Assume that you’re going on permanent disability. You and your employer reach an agreement, with payments structured as though they were from workers compensation (nontaxable to the recipient). Suddenly, your employer backs out and threatens litigation—litigation that would likely take years to resolve. But your employer offers you a “nonindustrial disability retirement,” with payments that are based on age and length of service. Your employer and an IRS representative tell you that the payments aren’t taxable, so you decide to take the settlement.
Just one problem: You get a notice from the IRS saying that the nonindustrial disability retirement money is taxable.
That’s what brought Steven Diem to Tax Court today. He was employed as a fireman for San Francisco.

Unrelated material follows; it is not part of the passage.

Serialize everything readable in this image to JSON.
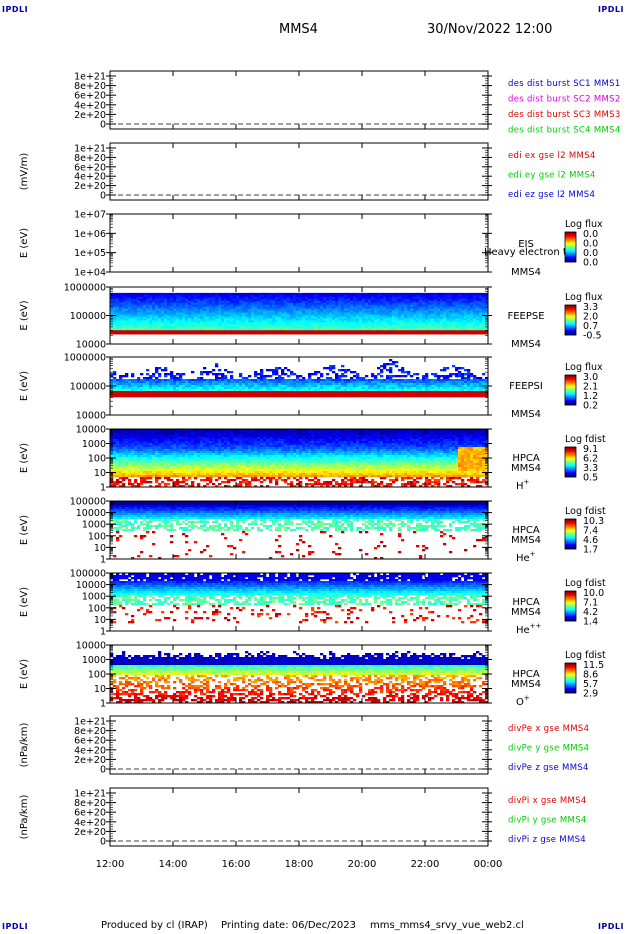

He’s retired, and on his Form 1040 he deducted the payments of $16,617 (for the year in question) as “nontaxable pension in lieu of workers comp.”
Unfortunately for Mr. Diem, the law is settled in this area. As the Court noted, Section 1.104-1(b), Income Tax Regs., states, in part:
“Section 104(a)(1) excludes from gross income amounts which are received by an employee under a workmen’s compensation act * * * or under a statute in the nature of a workmen’s compensation act which provides compensation to employees for personal injuries or sickness incurred in the course of employment. * * * However, section 104(a)(1) does not apply to a retirement pension or annuity to the extent that it is determined by reference to the employee’s age or length of service, or the employee’s prior contributions, even though the employee’s retirement is occasioned by an occupational injury or sickness. * * * [Emphasis added.]”
So the law and many court decisions state that the income is taxable. But the petitioner noted that both the City of San Francisco and the IRS told him it wasn’t taxable. Unfortunately,
“Whatever advice or representation that was made to petitioner has no bearing upon the Court’s decision here. The law is well settled that the Commissioner is not estopped and cannot be bound by erroneous acts or omissions of his agents or representations by other parties such as the employer. Authoritative tax law is contained in statutes, regulations, and judicial decisions. Zimmerman v. Commissioner, 71 T.C. 367, 371 (1978), affd. without published opinion 614 F.2d 1294 (2d Cir. 1979); Green v. Commissioner, 59 T.C. 456, 458 (1972). A taxpayer cannot prevail simply because he relied on incorrect advice from his attorney regarding the tax consequences of the settlement. Coats v. Commissioner, T.C. Memo. 1977-407, affd. without published opinion 626 F.2d 865 (9th Cir. 1980). The representations that were made by the city of San Francisco and an IRS agent do not carry the weight of law.”
Yes, if you get advice from the IRS and it’s wrong, you’re out of luck, as the petitioner discovered.